What I think happens in some cases with remote workers is that we lose the social interactions we have at the office and don’t know how to get in sync outside of that. Now, there’s something to be said for society when we stop to realize that most of our social interactions happen at work, but that’s a post for another time. Much like managers have to actually manage and communicate to lead a remote team, remote workers need to take some responsibility to find hobbies, and ways to interact socially, that are not tied to the workplace. Admittedly, I’m not always so great at that, but in 2020, with all of the tools we have to reach out, there’s no excuse for not finding ways to avoid loneliness.
- Get out of the house occasionally, Obviously traveling to see people and continuing to work won’t always be possible, but go work at a coffee shop for a few hours, make plans with people or without people. Give yourself reasons to spend time in public.

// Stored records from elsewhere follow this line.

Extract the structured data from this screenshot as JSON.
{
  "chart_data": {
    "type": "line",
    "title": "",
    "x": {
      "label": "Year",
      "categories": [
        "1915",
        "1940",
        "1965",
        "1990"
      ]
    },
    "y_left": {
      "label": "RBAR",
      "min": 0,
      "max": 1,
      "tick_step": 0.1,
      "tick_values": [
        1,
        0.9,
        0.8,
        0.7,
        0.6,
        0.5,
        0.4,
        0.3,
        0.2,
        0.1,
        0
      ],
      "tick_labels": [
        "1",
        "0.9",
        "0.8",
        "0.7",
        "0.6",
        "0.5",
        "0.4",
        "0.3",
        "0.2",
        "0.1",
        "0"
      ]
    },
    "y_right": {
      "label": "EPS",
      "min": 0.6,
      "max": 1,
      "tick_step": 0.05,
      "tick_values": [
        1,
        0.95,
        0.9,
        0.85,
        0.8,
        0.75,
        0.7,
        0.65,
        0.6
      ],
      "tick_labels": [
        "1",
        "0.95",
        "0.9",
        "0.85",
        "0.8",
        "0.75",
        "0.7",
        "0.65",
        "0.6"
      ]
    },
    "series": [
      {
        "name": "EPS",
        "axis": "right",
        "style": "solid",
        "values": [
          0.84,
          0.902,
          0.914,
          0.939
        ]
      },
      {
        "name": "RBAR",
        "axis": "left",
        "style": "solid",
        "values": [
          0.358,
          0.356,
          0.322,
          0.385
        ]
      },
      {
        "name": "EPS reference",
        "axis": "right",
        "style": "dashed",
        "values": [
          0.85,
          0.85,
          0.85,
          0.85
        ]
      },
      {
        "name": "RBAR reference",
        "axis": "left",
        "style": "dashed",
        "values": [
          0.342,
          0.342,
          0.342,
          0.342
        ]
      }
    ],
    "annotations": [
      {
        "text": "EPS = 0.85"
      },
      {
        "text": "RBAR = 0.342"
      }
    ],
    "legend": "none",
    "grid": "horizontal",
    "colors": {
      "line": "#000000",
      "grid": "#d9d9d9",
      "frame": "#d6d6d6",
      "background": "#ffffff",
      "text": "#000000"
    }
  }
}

- Reach out – social media, texts, phone calls.
- Get involved in a project or hobby with others.
- Tell people you do see what you are trying to do and ask for their help. – my wife knows I struggle with this, she buys tickets and makes plans for us to go do things. We have LSU gymnastics season tickets. She watches for groupons to new restaurants we can try, etc. She encourages me to do the same, get concert tickets, go see local, and not local, friends, etc. It helps.
So yes, there is no question that working remotely opens up a ton of opportunity to be flexible with your life. It also creates some challenges, but doesn’t everything?